To be honest, I was not one of those early adopters of Ovi Maps (Nokia Maps then). Initially, like 2 years back, I was just keen on using maps to check my location. Also, then the first release had very less features compared to the feature rich, almost perfect Ovi Maps today. Why didn’t I use it? Because I used to not travel much then.

In the past I’ve owned like more than half a dozen of N-series, E-Series devices and 2 Navigator phones. There was no compromise on map experience across all phones, Except for licenses. That was the time when Nokia Maps was growing, later as and when the maps became popular, Nokia had offered 3 months free walk and drive licenses and other goodies bundled with the phone. The sales of GPS enabled devices saw an all time high, everyone wanted a GPS device then. Nokia picked huge market share there.

Then came a shocker, where Nokia announced free turn-by-turn navigation service on all Nokia GPS-enabled devices. This was a game changer! Massive. Though in my country, maps rather the GPS enabled devices were underrated, free lifetime navigation was taken as a big deal, and it became one of Nokia’s strongest selling point. And guess what? It was indeed a big deal. More and more people started using maps to get directional assist.

C’mon who would have wanted to carry those bulky navigation only devices? Even if they did, who would have loved to pay for them?

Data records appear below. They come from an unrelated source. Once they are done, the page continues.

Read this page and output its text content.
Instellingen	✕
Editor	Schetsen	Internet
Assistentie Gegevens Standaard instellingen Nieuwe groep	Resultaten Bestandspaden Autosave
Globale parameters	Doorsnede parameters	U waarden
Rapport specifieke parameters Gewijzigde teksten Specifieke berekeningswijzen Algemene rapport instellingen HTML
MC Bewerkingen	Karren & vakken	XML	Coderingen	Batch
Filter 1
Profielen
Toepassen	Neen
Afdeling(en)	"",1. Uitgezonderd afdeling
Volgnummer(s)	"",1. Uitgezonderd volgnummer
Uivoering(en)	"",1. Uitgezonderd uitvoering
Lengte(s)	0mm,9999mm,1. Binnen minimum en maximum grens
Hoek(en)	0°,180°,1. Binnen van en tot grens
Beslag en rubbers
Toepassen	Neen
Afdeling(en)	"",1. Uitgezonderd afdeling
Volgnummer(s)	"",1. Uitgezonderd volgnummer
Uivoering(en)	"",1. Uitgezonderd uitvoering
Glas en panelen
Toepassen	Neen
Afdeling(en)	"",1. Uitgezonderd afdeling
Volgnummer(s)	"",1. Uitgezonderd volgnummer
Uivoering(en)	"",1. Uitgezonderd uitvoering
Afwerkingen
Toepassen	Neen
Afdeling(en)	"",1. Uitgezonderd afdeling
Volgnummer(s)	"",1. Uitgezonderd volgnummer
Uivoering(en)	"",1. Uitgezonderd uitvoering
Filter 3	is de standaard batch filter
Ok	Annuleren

Nokia knew the market better than anyone else, they came up with some fantastic phones which came shipped with this service and lot more. Another astounding feature that one would always want to have on his phone was, using maps in Offline mode. The infamous Google maps doesn’t work in offline mode, it just doesn’t work without internet access. I was at a place where there was completely no sign boards or whatsoever, totally been to many such remote places where I had no network access. And not to kid, maps worked perfectly. I was able to navigate to places after loading my country’s map data. Kudos to Nokia and the lovely folks at Nokia Beta Labs. Whose contribution was huge. They just went on rocking Nokia maps, which was later re-branded as Ovi Maps with so many lovely ad-ons and improvements. The experience was simply outstanding. They’ve never stopped improving Ovi Maps after that.

I’ve had some wonderful memories with the X6, which came as a complete navigation package i.e. car Holder, car charger. And what an experience it was. Hands down the best navigation device that I’ve ever used. You got to love it when that female voice in your device helps you navigate places. Yeh, somewhat right.

Not enough..?

Later was released a feature where handset owners were able to use their own voice or their loved ones voice to get navigational assist, anytime, anywhere, which is exactly what convergence is all about. Right?!

The newer version of Ovi maps today has so many integrated services like Share location on Facebook, Weather, Events and happening, Lonely Planet, Burrp and Here & Now services which provide information about your location and surrounding places, while they require network access as you know. Still, wow!

Nokia has made things simple. They have wide range of phones and you may buy a $100 phone and you can simply enjoy most of the OVI services. Is there someone to challenge them? NO. Can someone provide better solutions at such competitive price? NO. This is massive.

But more or less, though such fantabulous apps are made, it’s the overall experience which makes one decide what they want. But for the unified Map experience what they offer with no compromises and value for money sets Nokia to stay on top of the table.

Future sounds to be better as they have found a new love for OS, the Windows Phone 7. So, integrating Microsoft’s services with that of Nokia’s,  promises a brighter and a steady start for new age of convergence.